Catoryctis nonolinea

Scientific classification
- Domain: Eukaryota
- Kingdom: Animalia
- Phylum: Arthropoda
- Class: Insecta
- Order: Lepidoptera
- Family: Xyloryctidae
- Genus: Catoryctis
- Species: C. nonolinea
- Binomial name: Catoryctis nonolinea T. P. Lucas, 1894

= Catoryctis nonolinea =

- Authority: T. P. Lucas, 1894

Species of moth

Catoryctis nonolinea is a moth in the family Xyloryctidae. It was described by Thomas Pennington Lucas in 1894. It is found in Australia, where it has been recorded from New South Wales and Queensland.

The wingspan is 13–15 mm.
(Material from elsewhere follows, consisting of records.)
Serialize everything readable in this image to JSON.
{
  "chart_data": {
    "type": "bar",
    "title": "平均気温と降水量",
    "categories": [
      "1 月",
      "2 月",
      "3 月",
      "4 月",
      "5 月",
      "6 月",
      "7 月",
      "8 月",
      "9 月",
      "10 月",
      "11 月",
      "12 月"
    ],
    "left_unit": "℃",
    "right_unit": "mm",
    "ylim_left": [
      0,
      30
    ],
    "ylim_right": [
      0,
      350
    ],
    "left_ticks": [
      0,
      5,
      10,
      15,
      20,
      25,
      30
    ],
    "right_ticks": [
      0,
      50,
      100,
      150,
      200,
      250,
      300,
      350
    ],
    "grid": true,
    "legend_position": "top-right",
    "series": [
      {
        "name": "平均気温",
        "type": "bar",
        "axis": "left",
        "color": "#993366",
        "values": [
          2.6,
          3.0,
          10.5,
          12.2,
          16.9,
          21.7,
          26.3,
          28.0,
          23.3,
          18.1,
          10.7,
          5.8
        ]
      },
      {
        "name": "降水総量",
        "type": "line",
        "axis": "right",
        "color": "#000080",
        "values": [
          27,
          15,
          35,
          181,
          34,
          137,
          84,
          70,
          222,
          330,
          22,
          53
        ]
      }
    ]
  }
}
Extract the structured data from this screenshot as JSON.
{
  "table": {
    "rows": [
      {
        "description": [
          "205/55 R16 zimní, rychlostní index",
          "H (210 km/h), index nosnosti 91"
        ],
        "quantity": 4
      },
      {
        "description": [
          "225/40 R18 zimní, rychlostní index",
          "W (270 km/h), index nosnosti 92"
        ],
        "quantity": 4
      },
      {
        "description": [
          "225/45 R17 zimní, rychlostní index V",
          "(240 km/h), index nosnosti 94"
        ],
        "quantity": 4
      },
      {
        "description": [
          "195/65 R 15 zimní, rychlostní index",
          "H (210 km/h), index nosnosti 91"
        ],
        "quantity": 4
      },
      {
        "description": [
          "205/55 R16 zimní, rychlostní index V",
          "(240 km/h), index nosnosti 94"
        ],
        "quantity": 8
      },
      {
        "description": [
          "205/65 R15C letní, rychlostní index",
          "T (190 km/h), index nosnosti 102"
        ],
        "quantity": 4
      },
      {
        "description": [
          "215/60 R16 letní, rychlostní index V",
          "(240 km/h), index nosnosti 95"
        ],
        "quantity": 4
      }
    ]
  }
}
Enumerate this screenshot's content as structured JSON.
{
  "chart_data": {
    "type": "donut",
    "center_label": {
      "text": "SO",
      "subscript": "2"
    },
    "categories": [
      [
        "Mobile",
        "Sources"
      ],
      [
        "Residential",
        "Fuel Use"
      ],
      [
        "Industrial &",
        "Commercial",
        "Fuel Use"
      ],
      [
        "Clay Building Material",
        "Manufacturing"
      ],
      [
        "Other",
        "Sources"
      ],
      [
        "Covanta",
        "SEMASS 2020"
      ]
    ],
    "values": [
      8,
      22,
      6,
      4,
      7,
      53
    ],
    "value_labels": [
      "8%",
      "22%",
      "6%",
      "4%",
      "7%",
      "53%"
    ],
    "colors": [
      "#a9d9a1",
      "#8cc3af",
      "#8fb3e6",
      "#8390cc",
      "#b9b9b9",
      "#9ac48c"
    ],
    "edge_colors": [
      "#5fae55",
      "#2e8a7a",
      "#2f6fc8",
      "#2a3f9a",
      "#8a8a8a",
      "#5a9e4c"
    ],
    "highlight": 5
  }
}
The forewings are rich chocolate fuscous with ochreous-silvery lines and a slender attenuated streak immediately beneath the costa from the base to two-fifths, a thin line immediately beneath this at two-thirds running obliquely to two-thirds of the costa, two short thin lines immediately beyond this and parallel, a short arrowhead line immediately beyond broadening in the apical angle to the apex, with a tendency to divide at the apex, a moderately broad straight line from just before the middle of the wing to one-third of the hindmargin, with a tendency to divide before the hindmargin, a narrower line immediately beneath and parallel to this imperfectly divided on the hindmargin, a moderately broad streak from the inner margin at the base to the anal angle, with a similar line parallel and close to the inner margin. The hindwings are light shining ochreous, with a fuscous cloudy suffusion at the apical angle narrowing to a point opposite the middle of the hindmargin.

The larvae possibly feed on Casuarina species.